Last updated: April 26, 2026
Fortinet FortiGate and FortiManager have produced critical CVEs at a sustained cadence — CVE-2022-40684 (FortiOS auth bypass), CVE-2024-23113 (FortiManager RCE), CVE-2024-47575 (FortiManager FortiManager auth bypass and RCE). Each has been mass-exploited; each has the same pattern. This article covers the recent Fortinet CVE history, the IoCs, and the strategic question for organisations heavily invested in Fortinet’s stack.
The recent CVE roster
| CVE | Year | Product | Type |
|---|---|---|---|
| CVE-2022-40684 | 2022 | FortiOS / FortiProxy | Authentication bypass |
| CVE-2023-27997 | 2023 | FortiOS SSL-VPN | Heap overflow → RCE (XORtigate) |
| CVE-2024-21762 | 2024 | FortiOS SSL-VPN | Out-of-bounds write → RCE |
| CVE-2024-23113 | 2024 | FortiManager | Format string → RCE |
| CVE-2024-47575 | 2024 | FortiManager | Missing auth → RCE |
The pattern: FortiOS or FortiManager, internet-facing component, pre-auth or low-auth path to RCE.
What attackers do post-exploit
- Add a hidden administrative account — survives reboot, persists across patches
- Modify firewall rules to permit attacker IP ranges
- Pivot to internal network — FortiGate is by definition between the internet and your network
- Harvest VPN-user credentials from session logs
- Establish C2 callback through the firewall using legitimate-looking traffic
IoCs (composite from Fortinet PSIRT advisories)
- Unknown super-admin accounts; check via
diagnose sys top+ admin user list - Modified
config globalentries — scheduled command execution, custom syslog destinations - Outbound traffic from the FortiGate’s mgmt interface to non-admin IPs
- FortiManager DB modifications outside of legitimate change windows
- SSH key entries in admin authorisation lists not corresponding to known admins
Mitigation pattern
- Apply patches within 24-72 hours of FortiGuard advisories. Critical CVEs do not wait for change-control.
- Run Fortinet’s IoC hunt scripts post-disclosure.
- If IoCs match, factory-reset and rebuild from clean configuration backup.
- Restrict management interface to specific IP ranges (out-of-band management network).
- Disable SSL-VPN if not used; if used, restrict to specific countries / IP ranges.
- Forward Fortinet logs to SIEM; alert on admin-account modifications.

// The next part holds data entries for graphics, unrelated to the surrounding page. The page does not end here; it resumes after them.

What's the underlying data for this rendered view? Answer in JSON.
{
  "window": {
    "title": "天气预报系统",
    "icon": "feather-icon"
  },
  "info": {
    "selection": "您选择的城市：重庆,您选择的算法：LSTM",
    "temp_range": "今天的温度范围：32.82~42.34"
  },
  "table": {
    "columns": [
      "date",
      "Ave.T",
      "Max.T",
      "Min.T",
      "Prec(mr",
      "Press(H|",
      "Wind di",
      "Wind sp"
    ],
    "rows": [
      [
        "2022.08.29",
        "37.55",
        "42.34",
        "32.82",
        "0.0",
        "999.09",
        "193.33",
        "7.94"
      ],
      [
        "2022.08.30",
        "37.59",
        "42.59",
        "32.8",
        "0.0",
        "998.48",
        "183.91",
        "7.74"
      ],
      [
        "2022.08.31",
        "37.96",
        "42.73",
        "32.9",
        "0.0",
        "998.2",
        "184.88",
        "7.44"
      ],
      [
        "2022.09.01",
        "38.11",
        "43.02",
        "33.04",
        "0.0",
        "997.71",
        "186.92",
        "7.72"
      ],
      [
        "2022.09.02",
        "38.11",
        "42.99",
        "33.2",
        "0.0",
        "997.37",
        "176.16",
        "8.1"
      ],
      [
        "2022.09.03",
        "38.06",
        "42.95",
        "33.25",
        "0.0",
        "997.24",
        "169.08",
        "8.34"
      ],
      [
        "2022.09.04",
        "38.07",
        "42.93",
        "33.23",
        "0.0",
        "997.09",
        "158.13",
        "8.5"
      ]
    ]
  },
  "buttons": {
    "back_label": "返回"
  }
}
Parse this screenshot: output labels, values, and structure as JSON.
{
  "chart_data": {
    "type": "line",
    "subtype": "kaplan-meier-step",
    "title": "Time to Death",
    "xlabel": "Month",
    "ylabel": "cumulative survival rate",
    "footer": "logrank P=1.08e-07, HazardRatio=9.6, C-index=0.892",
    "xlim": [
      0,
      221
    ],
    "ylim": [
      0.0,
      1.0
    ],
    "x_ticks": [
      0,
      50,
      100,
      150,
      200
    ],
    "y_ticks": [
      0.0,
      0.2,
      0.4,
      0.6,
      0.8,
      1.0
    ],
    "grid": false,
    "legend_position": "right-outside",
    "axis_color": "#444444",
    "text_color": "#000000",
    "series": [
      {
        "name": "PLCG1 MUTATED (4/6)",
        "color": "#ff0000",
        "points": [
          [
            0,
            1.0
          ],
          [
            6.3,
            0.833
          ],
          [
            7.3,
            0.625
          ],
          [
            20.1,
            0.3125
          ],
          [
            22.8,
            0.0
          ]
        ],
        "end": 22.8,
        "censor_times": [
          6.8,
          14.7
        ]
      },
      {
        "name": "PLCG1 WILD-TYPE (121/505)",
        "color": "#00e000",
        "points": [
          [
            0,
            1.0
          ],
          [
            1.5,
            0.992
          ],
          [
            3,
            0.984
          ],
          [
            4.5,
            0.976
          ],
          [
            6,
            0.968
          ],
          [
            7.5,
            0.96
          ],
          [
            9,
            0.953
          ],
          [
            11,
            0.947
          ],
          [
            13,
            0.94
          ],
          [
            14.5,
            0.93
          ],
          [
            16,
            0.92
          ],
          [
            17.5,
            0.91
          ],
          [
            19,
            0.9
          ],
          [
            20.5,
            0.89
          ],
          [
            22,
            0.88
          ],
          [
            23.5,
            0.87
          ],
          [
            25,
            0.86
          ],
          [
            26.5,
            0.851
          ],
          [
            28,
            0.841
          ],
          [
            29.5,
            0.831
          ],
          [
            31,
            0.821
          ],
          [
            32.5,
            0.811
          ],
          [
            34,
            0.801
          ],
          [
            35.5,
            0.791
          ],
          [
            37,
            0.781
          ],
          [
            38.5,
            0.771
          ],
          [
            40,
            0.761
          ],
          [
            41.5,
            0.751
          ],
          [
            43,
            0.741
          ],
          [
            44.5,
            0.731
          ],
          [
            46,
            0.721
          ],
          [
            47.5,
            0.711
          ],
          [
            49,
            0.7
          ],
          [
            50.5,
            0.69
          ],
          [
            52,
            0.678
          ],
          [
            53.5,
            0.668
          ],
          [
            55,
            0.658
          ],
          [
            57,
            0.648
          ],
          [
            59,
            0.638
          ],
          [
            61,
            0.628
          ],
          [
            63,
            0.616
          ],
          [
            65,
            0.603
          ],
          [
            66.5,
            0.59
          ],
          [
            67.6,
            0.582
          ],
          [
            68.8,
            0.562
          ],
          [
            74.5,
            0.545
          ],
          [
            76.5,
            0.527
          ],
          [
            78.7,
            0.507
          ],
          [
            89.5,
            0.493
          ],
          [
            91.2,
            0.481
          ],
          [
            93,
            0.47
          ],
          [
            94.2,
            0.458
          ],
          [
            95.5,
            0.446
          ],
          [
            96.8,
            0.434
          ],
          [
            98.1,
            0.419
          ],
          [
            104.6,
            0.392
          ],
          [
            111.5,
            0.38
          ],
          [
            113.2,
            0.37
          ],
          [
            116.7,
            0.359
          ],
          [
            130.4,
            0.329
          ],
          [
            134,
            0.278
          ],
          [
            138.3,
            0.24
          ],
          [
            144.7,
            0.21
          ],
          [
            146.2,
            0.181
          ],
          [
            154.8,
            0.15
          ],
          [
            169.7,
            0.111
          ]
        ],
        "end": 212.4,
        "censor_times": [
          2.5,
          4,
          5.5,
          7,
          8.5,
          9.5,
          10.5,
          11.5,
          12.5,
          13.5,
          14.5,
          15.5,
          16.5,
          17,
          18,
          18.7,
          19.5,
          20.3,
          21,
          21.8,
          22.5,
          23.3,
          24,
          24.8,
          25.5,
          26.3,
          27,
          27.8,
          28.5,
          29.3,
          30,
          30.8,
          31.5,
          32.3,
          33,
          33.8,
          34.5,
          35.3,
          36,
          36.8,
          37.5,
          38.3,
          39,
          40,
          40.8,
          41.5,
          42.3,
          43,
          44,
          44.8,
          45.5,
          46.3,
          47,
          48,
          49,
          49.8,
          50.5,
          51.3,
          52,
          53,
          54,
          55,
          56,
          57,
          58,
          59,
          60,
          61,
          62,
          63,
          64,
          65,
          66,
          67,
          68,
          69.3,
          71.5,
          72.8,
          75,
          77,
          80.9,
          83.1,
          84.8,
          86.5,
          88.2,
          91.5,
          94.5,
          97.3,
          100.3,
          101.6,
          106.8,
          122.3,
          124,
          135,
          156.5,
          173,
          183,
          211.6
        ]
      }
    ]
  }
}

The strategic question for Fortinet-heavy environments
Many Indian enterprises standardised on Fortinet over the past decade. The CVE cadence creates a real question: continue investing in Fortinet (with hardened patching SLA) or diversify?
The case for continued investment:
- Migration cost is high (rules, integrations, staff training)
- Other vendors have similar CVE rates
- Fortinet’s response has improved (faster patches, ICT-style tools, better customer comms)
The case for diversification:
- Multi-vendor strategy reduces blast radius from any single vendor’s CVE
- Cloud-native security (AWS Network Firewall, Azure Firewall, Cloudflare Magic Transit) reduces appliance dependency
- ZTNA reduces the importance of the perimeter firewall
Most organisations end up doing both — keeping Fortinet for legacy network security while adopting ZTNA + cloud-native for new architectures. The transition is multi-year.
Compliance angle
- RBI Cyber Framework — patching SLA on critical infrastructure explicitly required
- CERT-In April 2022 — exploitation of disclosed network device CVEs reportable
- SEBI CSCRF — perimeter security as part of Q-RE/MII baseline
The takeaway
Fortinet CVEs are part of a broader pattern: edge-network devices are a high-priority attack surface that demands aggressive patching SLA and post-CVE IoC hunting. Whether you stay on Fortinet, switch, or diversify, the operational discipline is the same — 7-day patch SLA, IoC hunting playbook, management interface segregation, and ZTNA migration where feasible.